09/11/2014 01:28 pm ET Updated Dec 06, 2017

Soprano Ailyn Perez Dazzles in An Impromptu Solo Recital at Washington National Opera

The theatrical adage "The show must go on" worked well at the Kennedy Center last night after illness forced tenor Stephen Costello to quit the stage during his much-anticipated concert with soprano Ailyn Perez. As music fans know, the married Mr. Costello and Ms. Perez are opera's newest "power couple"--young, gifted, gorgeous, and in demand at houses all over the globe. They earned plaudits last March as Nemorino and Adina in WNO's Elixir of Love, and were supposed to open the company's fall season with an evening of duets (some of which they recorded for their new Love Duets cd on Warner Classics).

But Mr. Costello looked pale as he strolled on stage at the Terrace Theater and announced that he was "under the weather." He wanly said he hoped to offer an "interesting evening," though as the tenor began "Un di felice" from La Traviata his tone faltered and he made a hasty exit. Ailyn Perez, stunning in a pink strapless gown, exchanged glances with pianist Danielle Orlando and the two women took their leave.

Ten minutes later, however, Ms. Perez and Ms. Orlando returned, and what ensued was a thrilling recital of arias and songs, performed with charm, elegance, and limitless versatility. From the "bravas" and mini-standing ovations, the audience quickly fell under the spell of the soprano who sang Violetta to acclaim at Covent Garden and San Francisco Opera this summer. Her tone was warm and lush and slightly dusky with a timbre uniquely her own, and in the manner of other fine recitalists--Elly Ameling, for one--Perez found the emotional heart of each song and altered her vocal color to communicate wit, sorrow, longing, and joy.

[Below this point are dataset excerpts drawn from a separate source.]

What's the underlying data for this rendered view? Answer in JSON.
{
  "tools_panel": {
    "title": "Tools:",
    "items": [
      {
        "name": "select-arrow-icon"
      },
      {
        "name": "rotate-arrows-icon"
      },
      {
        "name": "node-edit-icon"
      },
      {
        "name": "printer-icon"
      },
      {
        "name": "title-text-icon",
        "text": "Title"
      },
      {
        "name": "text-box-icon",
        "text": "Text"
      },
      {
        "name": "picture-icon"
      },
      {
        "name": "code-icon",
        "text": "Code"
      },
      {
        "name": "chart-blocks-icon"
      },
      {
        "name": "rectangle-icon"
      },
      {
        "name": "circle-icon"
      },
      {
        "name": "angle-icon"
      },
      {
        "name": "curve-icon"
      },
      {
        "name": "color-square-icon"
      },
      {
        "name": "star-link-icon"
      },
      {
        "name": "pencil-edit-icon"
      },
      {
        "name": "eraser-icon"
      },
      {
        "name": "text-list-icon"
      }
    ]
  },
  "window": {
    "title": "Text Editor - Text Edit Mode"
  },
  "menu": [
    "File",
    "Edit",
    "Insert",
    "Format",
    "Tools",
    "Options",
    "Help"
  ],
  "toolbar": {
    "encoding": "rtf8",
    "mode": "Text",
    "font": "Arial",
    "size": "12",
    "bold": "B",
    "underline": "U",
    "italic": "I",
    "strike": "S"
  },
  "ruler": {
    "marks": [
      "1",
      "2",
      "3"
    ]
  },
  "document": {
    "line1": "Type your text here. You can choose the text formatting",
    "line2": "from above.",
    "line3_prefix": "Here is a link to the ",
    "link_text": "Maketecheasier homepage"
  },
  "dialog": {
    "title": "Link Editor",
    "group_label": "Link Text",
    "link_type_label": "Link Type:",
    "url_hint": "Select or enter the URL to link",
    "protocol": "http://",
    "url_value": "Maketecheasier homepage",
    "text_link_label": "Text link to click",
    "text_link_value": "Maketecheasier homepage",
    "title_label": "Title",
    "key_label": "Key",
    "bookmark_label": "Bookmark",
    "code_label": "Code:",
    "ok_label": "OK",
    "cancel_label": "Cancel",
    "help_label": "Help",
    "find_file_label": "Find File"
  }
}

This is a diva who can act as well as she sings.


Photo from Poeme d'un jour cd cover by Paul Marc Mitchell.

The trio of opening songs by Fernando Obradors put me in mind of the late Arleen Auger, who also championed these whimsical love songs especially "Del cabello mas sutil." Ms. Perez made lightning quick changes of mood and temperament to excellent effect. When she returned following a brief interlude, she inhabited the flirtatious, eager persona of Massenet's Manon in "Je suis encore," smoothly navigating the pianissimos, trills, and melismas. She then sang three songs by Reynaldo Hahn with elegant French diction and an audible smile in her voice as she embraced the arrival of Spring in "Le printemps." (Perez recorded the Hahn songs on her marvelous 2013 Naxos CD, Poeme d'un jour.) She concluded part one with a virtuosic rendition of "Je veux vivre" from Gounod's Romeo and Juliette, showing the heroine's desire for independence through her rapturous coloratura.

Ms. Perez told the audience at one point that "Stephen is the funny one," but before she launched part two with the poignant "Willow Song" and "Ave Maria" from Verdi's Otello, she described her character Desdemona as a woman "waiting for her husband." Then she merrily said, "Okay, maybe I'm funny, after all." But as she glanced down in contemplation and sang, "Mia madre aveva una povera ancella," she displayed a dark timbre that presaged the heroine's tragic end. Her "Ave Maria" was also deeply moving.

Ailyn Perez was the first Latina singer to win the Richard Tucker Award (2012), and she brought fluid Spanish diction, as well as panache and whimsy, to Manuel De Falla's "Siete Canciones Populares Espanolas" (another cycle she recorded for her Poeme d'un Jour disc). She followed up with two popular arias, "Si, mi chiamano Mimi" from Puccini's La boheme and Doretta's song from La Rondine. Toward this last part of the program, I heard slight vocal fatigue causing a few high notes to sound sharp, but this artist's energy and verve overcame these tiny flaws until her final show-stopper, Gershwin's Summertime, which she performed with gossamer perfection.

I also want to praise pianist Danielle Orlando. Her accompaniment was sensitive and long on finesse, and she was a note-perfect collaborator for music chosen at the eleventh hour. It was a tour-de-force evening for Ms Perez and Ms. Orlando who were "troupers" in the best sense of the word. I hope they both come back soon and bring Mr. Costello so we can hear the duet program, which should also be memorable judging from the vocal magic displayed on the Love Duets cd.